Put those in a structured format the agent can reference — not buried in a paragraph of system prompt, but as explicit decision rules.
Build memory systems that learn from past decisions
Session-as-RAG stores conversation history. Go further: store decision outcomes. When the agent makes a choice, log the context, the decision, and (when possible) the result. Over weeks and months, this becomes a corpus of judgment the agent can draw on.
Define decision boundaries before giving agents autonomy
Write explicit rules: the agent can do X without asking, needs approval for Y, and should never attempt Z. Review these boundaries weekly as you learn what the agent handles well and where it misjudges.
Start small
One workflow. Clear intent. Tight feedback loop. Let the agent handle customer support triage with three explicit priority rules and a hard escalation boundary. Measure not just “did it complete the task” but “did it make the right call?” Expand autonomy only as alignment evidence accumulates.

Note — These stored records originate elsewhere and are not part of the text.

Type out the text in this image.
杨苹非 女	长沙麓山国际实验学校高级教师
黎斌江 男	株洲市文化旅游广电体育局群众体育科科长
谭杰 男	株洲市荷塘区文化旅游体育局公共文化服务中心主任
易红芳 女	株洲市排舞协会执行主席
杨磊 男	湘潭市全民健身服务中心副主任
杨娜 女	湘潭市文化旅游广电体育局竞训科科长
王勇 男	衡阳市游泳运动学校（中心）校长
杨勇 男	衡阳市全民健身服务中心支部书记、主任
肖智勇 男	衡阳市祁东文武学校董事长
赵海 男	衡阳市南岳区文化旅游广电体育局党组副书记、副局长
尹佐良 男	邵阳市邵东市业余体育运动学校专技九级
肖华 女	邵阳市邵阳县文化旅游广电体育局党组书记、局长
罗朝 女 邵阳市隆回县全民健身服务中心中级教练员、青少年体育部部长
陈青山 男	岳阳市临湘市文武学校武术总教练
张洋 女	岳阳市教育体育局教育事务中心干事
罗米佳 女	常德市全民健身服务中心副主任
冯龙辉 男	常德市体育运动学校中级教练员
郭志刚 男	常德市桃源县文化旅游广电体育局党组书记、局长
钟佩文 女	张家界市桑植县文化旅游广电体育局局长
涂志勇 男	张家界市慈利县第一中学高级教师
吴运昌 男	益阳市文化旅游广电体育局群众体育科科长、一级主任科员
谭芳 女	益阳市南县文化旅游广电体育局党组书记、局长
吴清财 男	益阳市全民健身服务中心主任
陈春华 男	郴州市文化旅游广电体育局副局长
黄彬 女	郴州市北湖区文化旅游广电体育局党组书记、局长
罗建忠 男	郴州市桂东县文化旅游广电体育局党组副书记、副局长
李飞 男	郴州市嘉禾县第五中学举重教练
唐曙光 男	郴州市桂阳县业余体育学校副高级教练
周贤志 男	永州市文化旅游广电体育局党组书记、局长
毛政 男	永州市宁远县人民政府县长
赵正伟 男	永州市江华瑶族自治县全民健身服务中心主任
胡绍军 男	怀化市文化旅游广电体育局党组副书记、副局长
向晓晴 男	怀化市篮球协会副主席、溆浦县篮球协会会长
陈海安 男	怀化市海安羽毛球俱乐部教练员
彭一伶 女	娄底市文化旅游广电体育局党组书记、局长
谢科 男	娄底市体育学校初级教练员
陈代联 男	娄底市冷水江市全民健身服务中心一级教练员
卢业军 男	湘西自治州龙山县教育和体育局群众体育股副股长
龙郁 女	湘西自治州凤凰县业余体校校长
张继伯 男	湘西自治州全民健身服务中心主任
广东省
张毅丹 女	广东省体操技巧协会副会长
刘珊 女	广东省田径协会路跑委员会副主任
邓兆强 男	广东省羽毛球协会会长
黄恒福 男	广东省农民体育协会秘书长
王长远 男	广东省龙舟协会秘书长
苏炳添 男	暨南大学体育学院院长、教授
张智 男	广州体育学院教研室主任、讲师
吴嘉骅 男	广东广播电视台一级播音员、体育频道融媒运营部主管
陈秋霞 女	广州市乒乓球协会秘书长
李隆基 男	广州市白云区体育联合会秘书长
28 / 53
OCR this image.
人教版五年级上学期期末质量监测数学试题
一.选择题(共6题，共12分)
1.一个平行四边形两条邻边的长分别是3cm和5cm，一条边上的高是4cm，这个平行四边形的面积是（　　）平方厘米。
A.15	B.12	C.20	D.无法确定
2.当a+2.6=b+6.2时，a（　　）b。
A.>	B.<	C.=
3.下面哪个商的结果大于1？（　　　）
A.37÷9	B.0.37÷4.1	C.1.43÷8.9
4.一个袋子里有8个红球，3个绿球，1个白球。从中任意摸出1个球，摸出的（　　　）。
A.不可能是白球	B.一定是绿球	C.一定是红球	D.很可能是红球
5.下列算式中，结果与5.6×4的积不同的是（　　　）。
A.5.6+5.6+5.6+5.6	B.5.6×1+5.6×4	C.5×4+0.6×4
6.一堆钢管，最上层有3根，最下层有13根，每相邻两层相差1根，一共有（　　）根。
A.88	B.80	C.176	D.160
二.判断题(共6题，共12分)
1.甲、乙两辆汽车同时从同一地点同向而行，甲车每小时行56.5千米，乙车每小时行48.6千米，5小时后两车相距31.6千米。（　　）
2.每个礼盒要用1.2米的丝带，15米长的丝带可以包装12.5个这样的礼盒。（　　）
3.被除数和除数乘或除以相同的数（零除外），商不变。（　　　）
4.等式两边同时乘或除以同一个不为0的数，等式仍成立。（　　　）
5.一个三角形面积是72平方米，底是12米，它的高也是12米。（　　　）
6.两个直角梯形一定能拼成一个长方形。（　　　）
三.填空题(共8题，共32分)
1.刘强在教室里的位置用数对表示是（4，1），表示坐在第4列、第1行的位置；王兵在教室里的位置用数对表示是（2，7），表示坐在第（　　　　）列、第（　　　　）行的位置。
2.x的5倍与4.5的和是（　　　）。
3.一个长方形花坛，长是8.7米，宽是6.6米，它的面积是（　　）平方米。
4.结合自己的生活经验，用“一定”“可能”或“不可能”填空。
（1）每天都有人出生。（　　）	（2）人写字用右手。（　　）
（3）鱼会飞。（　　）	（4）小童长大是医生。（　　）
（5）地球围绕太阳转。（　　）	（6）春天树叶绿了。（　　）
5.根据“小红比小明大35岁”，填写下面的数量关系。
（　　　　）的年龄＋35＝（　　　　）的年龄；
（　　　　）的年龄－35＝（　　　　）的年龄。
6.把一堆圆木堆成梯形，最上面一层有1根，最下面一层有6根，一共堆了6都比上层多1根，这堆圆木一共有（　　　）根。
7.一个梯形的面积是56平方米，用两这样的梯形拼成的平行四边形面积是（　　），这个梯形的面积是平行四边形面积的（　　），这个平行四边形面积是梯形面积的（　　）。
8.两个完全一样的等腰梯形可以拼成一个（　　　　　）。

Use the Planning Tool to size your hardware
Intent-aware agents need larger models. Decision quality correlates with model size — a 7B model can follow instructions, but it struggles with the nuanced tradeoff reasoning that intent engineering requires. Budget for 32B minimum, 70B if your decisions have real consequences. Plan your VRAM accordingly.
Where this goes
Prompt engineering dominated 2023-2024. Context engineering dominated 2025. Intent engineering is where 2026 is heading.
The companies that figure out how to encode organizational purpose into autonomous systems will get the ROI that 60% of enterprises are currently missing. The ones that keep stuffing context windows and hoping for judgment will keep building faster versions of Klarna’s original mistake — AI that succeeds at the wrong thing.
For local AI builders, the advantage is structural. You own the state and the memory. You can iterate on the intent layer without waiting for a vendor to update their platform or worrying that your competitive logic is training someone else’s model.
The tools exist. Agents, function calling, memory systems, context management. What’s missing — for most people — is the deliberate work of encoding what the agent should want.
That’s the next layer. And it’s yours to build.